“Secondo nome: Huntington”: i designer inventano gli strumenti per vivere con la malattia

Una mostra alla Triennale di Milano per il progetto realizzato da Ideas bit factory (figlio dello studio monzese Ghigos) per rispondere alle esigenze di vita quotidiana di chi è colpito dalla malattia di Huntington.
Uno dei progetti di Secondo nome: Huntington
Uno dei progetti di Secondo nome: Huntington Fasiello

Cos’è Huntington? Un nome, o un cognome, ma più comunemente una malattia neurodegenerativa genetica che colpisce soprattutto la popolazione occidentale, si manifesta intorno alla mezza età (tra la seconda metà dei trenta alla prima dei quaranta) e che offre una prospettiva di vita intorno ai venti anni. Prima i problemi di coordinamento muscolare, poi il declino cognitivo e i problemi psichiatrici. Si possono trattare in parte i suoi sintomi, ma una cura non c’è.

È possibile restituire un po’ di abilità però, ora anche grazie al design. Di questo parla la mostra aperta alla Triennale di Milano con il coordinamento dello studio Ghigos Ideas di Monza, che dopo avere vinto il bando creattivi della Camera di commercio di Monza e Brianza con il fablab/makerspace Ideas bit factory ha sviluppato “Secondo nome: Huntington – Design for All, Design for Huntington”: è il lavoro di quindici designer e di tutti i makerspace/fablab di Milano.

Fino al 30 luglio sarà possibile vedere i progetti realizzati in un anno con il coinvolgimento di “familiari, designers, biologi, ricercatori e fablab/makerspace milanesi, tutti chiamati a mettersi in gioco e fare rete per riflettere insieme sulla malattia con uno sguardo distante da tabù, stereotipi e pregiudizi che troppo spesso accompagnano l’Huntington. Una malattia che, come un secondo nome, il destino attribuisce alla persona: un’eredità familiare che da quel momento la accompagna, diventando parte integrante della sua identità” scrive la presentazione della mostra curata da Davide Crippa.

“L’Huntington (scient. Còrea Major) è una patologia ereditaria degenerativa del Sistema Nervoso Centrale che colpisce le persone nel pieno della loro vita (tendenzialmente tra i 30 e i 50 anni) andando a modificarne completamente le abitudini quotidiane, le capacità cognitive e l’autonomia, poiché è caratterizzata da movimenti involontari patologici, gravi alterazioni del comportamento e un progressivo deterioramento cognitivo”. In Italia sono circa 150mila le persone colpite direttamente o indirettamente, perché non si tratta di un fatto individuale: la malattia “abita il singolo ma diviene tanto rapidamente quanto naturalmente una questione familiare. I pensieri, le aspettative, i sogni di ognuno ne sono inevitabilmente coinvolti, assorbiti, interrogati senza scelta, così come lo spazio, il tempo, la casa”.
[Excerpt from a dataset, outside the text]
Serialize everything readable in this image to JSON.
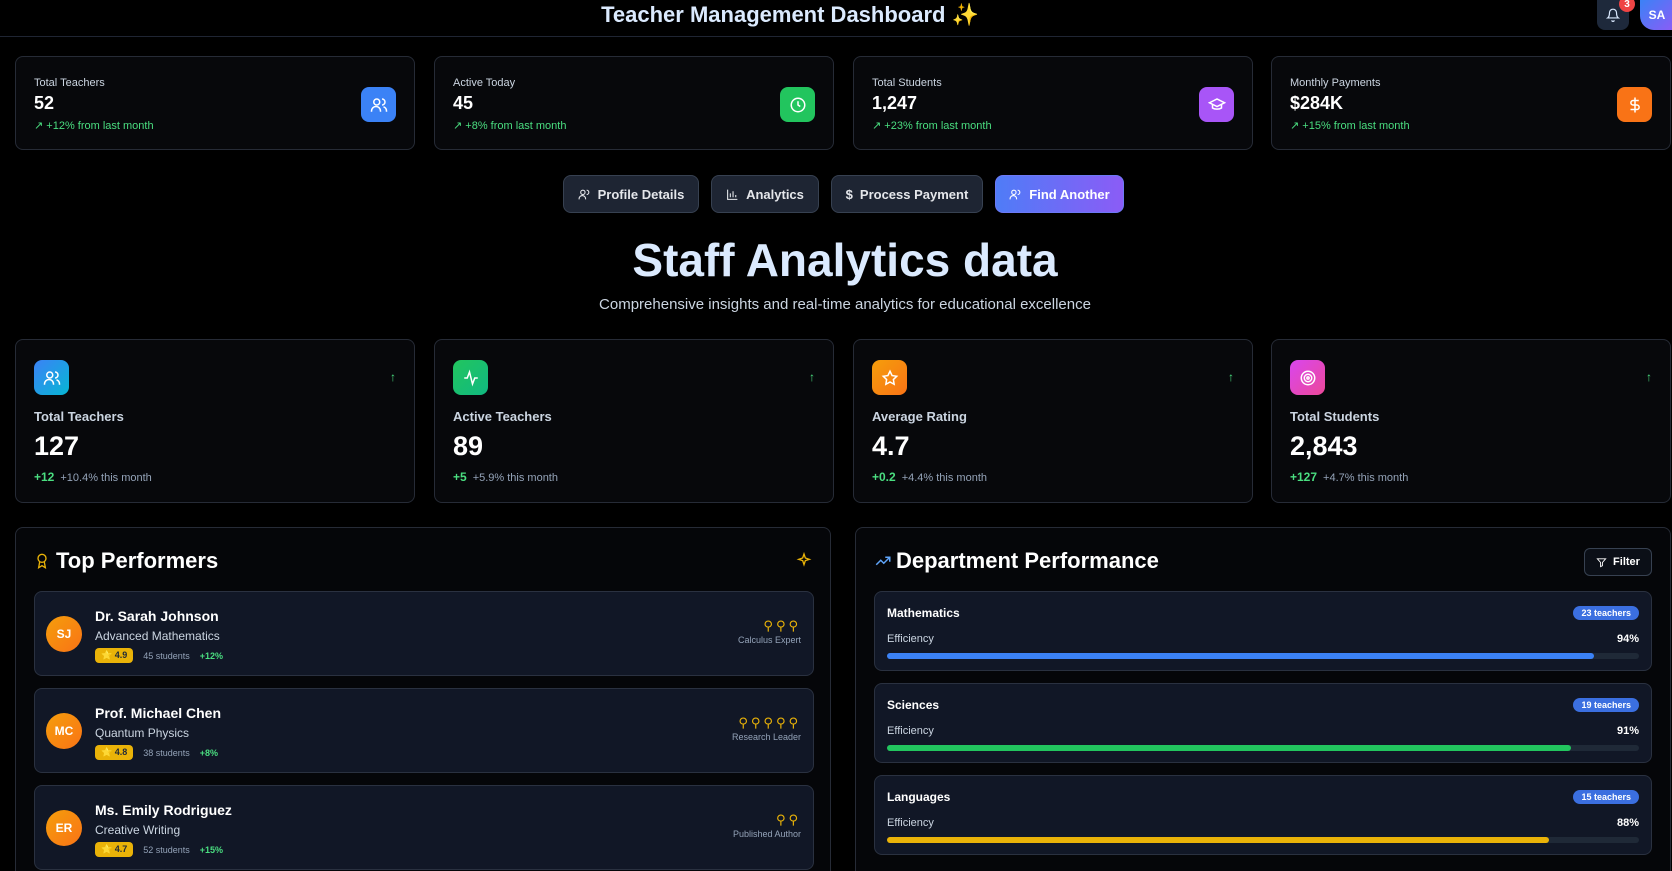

Ideas bit factory ha provato a raccontare l’Huntington, immaginando prodotti pensati per i malati ma utilizzabili da tutti. “Viene così ribaltata la prospettiva che solitamente sottende l’approccio dei prodotti per disabili: con la mostra nasce un variegato microcosmo di possibilità volte all’aumento della qualità della vita dei malati di Huntington e dei loro familiari – spesso i principali se non unici caregiver – tramite una sensibilità progettuale che proponga prodotti funzionali accessibili a tutti, rendendo la quotidianità più semplice e superando la visione convenzionale della disabilità come qualcosa che va aggiustato”.

«Come capita in molti casi in mostra questi progetti prendono spunto da un racconto personale di alcuni familiari dei malati – scrive Crippa – e così che uno dei primi sintomi (ad esempio da Andrea) dà origine al progetto “Handy” di Brian Sironi che ripensa un tappo di una Bic per rendere più semplice coordinare i movimenti per chiudere la penna a sfera. Oppure il racconto della soluzione immaginata dalla moglie di un malato per rendere la casa più sicura per muoversi ma non simile ad un casa di un malato ….. riempire il corridoio e il soggiorno di maniglie per potersi aggrappare quando ci si sposta dà vita al progetto “Handle” di Larcher dove le maniglie diventano il tema estetico di una collezione di mobili e oggetti per la casa».

Sempre collegate a storie di vita sono il lenzuolo “Duo” di Ghigos che mischiando due diversi filati crea un lenzuolo molto più resistente (dalla parte del malato che continua a muoversi in maniera involontaria) e più delicato (dalla parte del coniuge sano) o anche il progetto “Open & comfort” di Lorenzo Damiani si immagina un poetico oggetto per facilitare l’apertura delle fialette di vetro dei medicinali.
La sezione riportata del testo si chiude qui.